If you feel that your ex is putting, or will put, your child in imminent danger, your attorney may be able to obtain an emergency temporary child custody order from your local family court. If your ex has been directly exposed to COVID-19, but is refusing to self-quarantine, for example, a judge may decide that it is in your child’s best interest for parenting visits to be postponed for a certain length of time. If this happens, you should expect that your ex will be entitled to more or longer visits with your child once the designated period of separation is over.
Orlando Family Team Can Provide a Voice of Reason at this Difficult Time
As knowledgeable child custody attorneys, we will advise you on how best to approach your ex to resolve this predicament with the least turmoil. In many cases, taking a friendly, proactive approach in such a troubling situation may make future negotiations between the two of you easier in the future.
Here are some suggestions that may enable both of you to spend time with your child without increasing risk factors:
- Make the transportation between your two homes safer by driving the child back and forth and avoiding public transportation, even, if need be, by renting a car that has been sanitized for the trip
- Decide that, for the safety of the child, parenting time will be spent outdoors with proper social distancing, for example, walking through the park, sitting at separate picnic tables, or bicycling at a safe distance from one another
- Agree that the more at-risk parent use Facetime or Zoom for safe parenting time or play games with the child over the internet, sending frequent text messages and pictures to one another
- Agree to adhere to the same standards in both homes relative to handwashing, sanitizing surfaces, etc. so that both parents feel their child continues to be protected wherever she/he is
- Agree that the child will make up lost time with the other parent once it is safe to do so and commit to arranging for this
Is all this distance necessary when children are less affected by COVID-19 than adults?
Some people question whether we are being overly cautious since most children do not, even when they are infected, get very ill.
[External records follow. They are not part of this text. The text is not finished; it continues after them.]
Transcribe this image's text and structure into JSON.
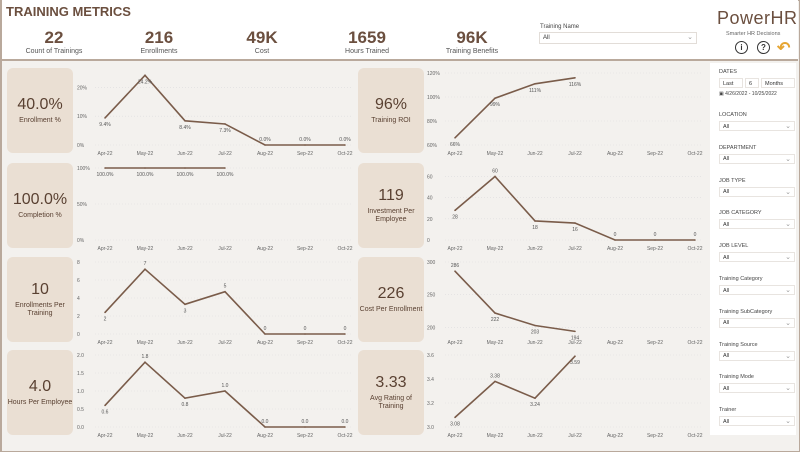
{
  "header": {
    "title": "TRAINING METRICS",
    "kpis": [
      {
        "value": "22",
        "label": "Count of Trainings"
      },
      {
        "value": "216",
        "label": "Enrollments"
      },
      {
        "value": "49K",
        "label": "Cost"
      },
      {
        "value": "1659",
        "label": "Hours Trained"
      },
      {
        "value": "96K",
        "label": "Training Benefits"
      }
    ],
    "training_name": {
      "label": "Training Name",
      "value": "All"
    },
    "brand": {
      "name": "PowerHR",
      "tagline": "Smarter HR Decisions"
    },
    "icons": [
      "info-icon",
      "help-icon",
      "undo-icon"
    ],
    "icon_glyphs": {
      "info": "i",
      "help": "?",
      "undo": "↶"
    }
  },
  "cards": [
    {
      "value": "40.0%",
      "label": "Enrollment %"
    },
    {
      "value": "100.0%",
      "label": "Completion %"
    },
    {
      "value": "10",
      "label": "Enrollments Per Training"
    },
    {
      "value": "4.0",
      "label": "Hours Per Employee"
    },
    {
      "value": "96%",
      "label": "Training ROI"
    },
    {
      "value": "119",
      "label": "Investment Per Employee"
    },
    {
      "value": "226",
      "label": "Cost Per Enrollment"
    },
    {
      "value": "3.33",
      "label": "Avg Rating of Training"
    }
  ],
  "chart_data": [
    {
      "type": "line",
      "categories": [
        "Apr-22",
        "May-22",
        "Jun-22",
        "Jul-22",
        "Aug-22",
        "Sep-22",
        "Oct-22"
      ],
      "values": [
        9.4,
        24.2,
        8.4,
        7.3,
        0,
        0,
        0
      ],
      "labels": [
        "9.4%",
        "24.2%",
        "8.4%",
        "7.3%",
        "0.0%",
        "0.0%",
        "0.0%"
      ],
      "yticks": [
        "0%",
        "10%",
        "20%"
      ],
      "ylim": [
        0,
        25
      ],
      "tickvals": [
        0,
        10,
        20
      ]
    },
    {
      "type": "line",
      "categories": [
        "Apr-22",
        "May-22",
        "Jun-22",
        "Jul-22",
        "Aug-22",
        "Sep-22",
        "Oct-22"
      ],
      "values": [
        100,
        100,
        100,
        100,
        null,
        null,
        null
      ],
      "labels": [
        "100.0%",
        "100.0%",
        "100.0%",
        "100.0%"
      ],
      "yticks": [
        "0%",
        "50%",
        "100%"
      ],
      "ylim": [
        0,
        100
      ],
      "tickvals": [
        0,
        50,
        100
      ]
    },
    {
      "type": "line",
      "categories": [
        "Apr-22",
        "May-22",
        "Jun-22",
        "Jul-22",
        "Aug-22",
        "Sep-22",
        "Oct-22"
      ],
      "values": [
        2.4,
        7.2,
        3.3,
        4.7,
        0,
        0,
        0
      ],
      "labels": [
        "2",
        "7",
        "3",
        "5",
        "0",
        "0",
        "0"
      ],
      "yticks": [
        "0",
        "2",
        "4",
        "6",
        "8"
      ],
      "ylim": [
        0,
        8
      ],
      "tickvals": [
        0,
        2,
        4,
        6,
        8
      ]
    },
    {
      "type": "line",
      "categories": [
        "Apr-22",
        "May-22",
        "Jun-22",
        "Jul-22",
        "Aug-22",
        "Sep-22",
        "Oct-22"
      ],
      "values": [
        0.6,
        1.8,
        0.8,
        1.0,
        0,
        0,
        0
      ],
      "labels": [
        "0.6",
        "1.8",
        "0.8",
        "1.0",
        "0.0",
        "0.0",
        "0.0"
      ],
      "yticks": [
        "0.0",
        "0.5",
        "1.0",
        "1.5",
        "2.0"
      ],
      "ylim": [
        0,
        2
      ],
      "tickvals": [
        0,
        0.5,
        1,
        1.5,
        2
      ]
    },
    {
      "type": "line",
      "categories": [
        "Apr-22",
        "May-22",
        "Jun-22",
        "Jul-22",
        "Aug-22",
        "Sep-22",
        "Oct-22"
      ],
      "values": [
        66,
        99,
        111,
        116,
        null,
        null,
        null
      ],
      "labels": [
        "66%",
        "99%",
        "111%",
        "116%"
      ],
      "yticks": [
        "60%",
        "80%",
        "100%",
        "120%"
      ],
      "ylim": [
        60,
        120
      ],
      "tickvals": [
        60,
        80,
        100,
        120
      ]
    },
    {
      "type": "line",
      "categories": [
        "Apr-22",
        "May-22",
        "Jun-22",
        "Jul-22",
        "Aug-22",
        "Sep-22",
        "Oct-22"
      ],
      "values": [
        28,
        60,
        18,
        16,
        0,
        0,
        0
      ],
      "labels": [
        "28",
        "60",
        "18",
        "16",
        "0",
        "0",
        "0"
      ],
      "yticks": [
        "0",
        "20",
        "40",
        "60"
      ],
      "ylim": [
        0,
        68
      ],
      "tickvals": [
        0,
        20,
        40,
        60
      ]
    },
    {
      "type": "line",
      "categories": [
        "Apr-22",
        "May-22",
        "Jun-22",
        "Jul-22",
        "Aug-22",
        "Sep-22",
        "Oct-22"
      ],
      "values": [
        286,
        222,
        203,
        194,
        null,
        null,
        null
      ],
      "labels": [
        "286",
        "222",
        "203",
        "194"
      ],
      "yticks": [
        "200",
        "250",
        "300"
      ],
      "ylim": [
        190,
        300
      ],
      "tickvals": [
        200,
        250,
        300
      ]
    },
    {
      "type": "line",
      "categories": [
        "Apr-22",
        "May-22",
        "Jun-22",
        "Jul-22",
        "Aug-22",
        "Sep-22",
        "Oct-22"
      ],
      "values": [
        3.08,
        3.38,
        3.24,
        3.59,
        null,
        null,
        null
      ],
      "labels": [
        "3.08",
        "3.38",
        "3.24",
        "3.59"
      ],
      "yticks": [
        "3.0",
        "3.2",
        "3.4",
        "3.6"
      ],
      "ylim": [
        3.0,
        3.6
      ],
      "tickvals": [
        3.0,
        3.2,
        3.4,
        3.6
      ]
    }
  ],
  "filters": {
    "dates": {
      "label": "DATES",
      "mode": "Last",
      "count": "6",
      "unit": "Months",
      "range": "4/26/2022 - 10/25/2022"
    },
    "items": [
      {
        "label": "LOCATION",
        "value": "All"
      },
      {
        "label": "DEPARTMENT",
        "value": "All"
      },
      {
        "label": "JOB TYPE",
        "value": "All"
      },
      {
        "label": "JOB CATEGORY",
        "value": "All"
      },
      {
        "label": "JOB LEVEL",
        "value": "All"
      },
      {
        "label": "Training Category",
        "value": "All"
      },
      {
        "label": "Training SubCategory",
        "value": "All"
      },
      {
        "label": "Training Source",
        "value": "All"
      },
      {
        "label": "Training Mode",
        "value": "All"
      },
      {
        "label": "Trainer",
        "value": "All"
      }
    ]
  },
  "colors": {
    "line": "#7a5c4a",
    "card": "#eadfd3",
    "accent": "#e6a532"
  }
}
The fact is, though, that no one knows why one child infected with COVID-19 runs a slight fever while another has to be intubated. We are aware that special precautions have to be taken where children with compromised immune systems or pre-existing conditions are concerned, but do not know enough about this illness to predict which healthy children are most at risk.
Don’t Make Waves When the World Is Already Off Balance
Now is the time for all of us to come together to fight COVID-19 and this applies to divorced couples as much as to everyone else. Consult with Orlando Family Team for legal information and support. Negotiate as politely as possible with your ex-spouse. Remember: keeping your priorities straight will help keep your child healthy.